The field is moving forward with whole-genome studies involving thousands of families to discover genetic risk factors within DNA that does not code for protein.
And now a debate is raging among geneticists. Some scientists believe we should be integrating all we have learned from exome studies to identify noncoding regulators of candidate and bona fide risk genes. For example, we might aim our search at certain regions of the genome known to be actively expressed during brain development.
If we adopt this approach, we face several questions: Which genes and regions should be our focus, and at which times in development? Where in the brain should we be examining these genetic regulators? Importantly, do we know enough yet to answer these questions?
Others, the ‘agnostics,’ remember the many dead ends from the past resulting from hubris. They argue that rigorous and unbiased methods are needed to correct for chance findings from the vast number of results from an entire genome. It may take tens of thousands of genomes to unravel these complexities.
Which of these two approaches is best depends on the question we are asking.
If we are trying to identify novel regulators of a known autism risk gene, restricting our analysis to certain suspect regions makes sense. However, we should be prepared to demonstrate that changes to these regulators are in fact meaningful. To do so, we will need to show that a genetic variant can alter the function of the genome in a biologically relevant context.

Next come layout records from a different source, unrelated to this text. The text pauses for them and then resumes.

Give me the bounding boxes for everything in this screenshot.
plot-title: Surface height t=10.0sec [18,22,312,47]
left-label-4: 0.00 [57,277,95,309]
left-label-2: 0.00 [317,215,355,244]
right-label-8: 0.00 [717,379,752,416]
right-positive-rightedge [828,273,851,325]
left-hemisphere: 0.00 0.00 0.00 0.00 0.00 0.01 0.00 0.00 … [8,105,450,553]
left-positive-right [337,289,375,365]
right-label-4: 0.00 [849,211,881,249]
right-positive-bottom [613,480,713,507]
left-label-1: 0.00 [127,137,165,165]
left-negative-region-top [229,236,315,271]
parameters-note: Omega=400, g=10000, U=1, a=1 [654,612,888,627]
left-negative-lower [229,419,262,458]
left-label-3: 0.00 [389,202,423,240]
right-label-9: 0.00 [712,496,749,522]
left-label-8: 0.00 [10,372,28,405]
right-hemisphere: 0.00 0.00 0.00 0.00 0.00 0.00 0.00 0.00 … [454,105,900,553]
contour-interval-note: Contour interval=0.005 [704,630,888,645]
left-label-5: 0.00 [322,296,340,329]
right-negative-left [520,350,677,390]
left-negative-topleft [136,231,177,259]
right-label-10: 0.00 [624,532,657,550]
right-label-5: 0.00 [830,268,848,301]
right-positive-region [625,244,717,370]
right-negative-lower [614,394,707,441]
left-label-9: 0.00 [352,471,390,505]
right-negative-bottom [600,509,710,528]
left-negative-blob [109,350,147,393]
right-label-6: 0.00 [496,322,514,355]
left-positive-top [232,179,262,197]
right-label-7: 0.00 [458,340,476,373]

If we are trying to identify novel classes of risk factors in an unbiased manner, we should think critically about which independent comparisons we are making between genetic regions and continue to develop methods to control for the large number of statistical tests being performed.
We should also remember that for the next few years, studies using these approaches are likely to be underpowered — meaning that the probability of detecting all but the strongest genetic effects will be low. We should try not to lose heart over negative results. And, equally important, we should avoid being overly optimistic about positive, but still exploratory, findings.
If we can remember our past, the future for autism genetics will be a bright one.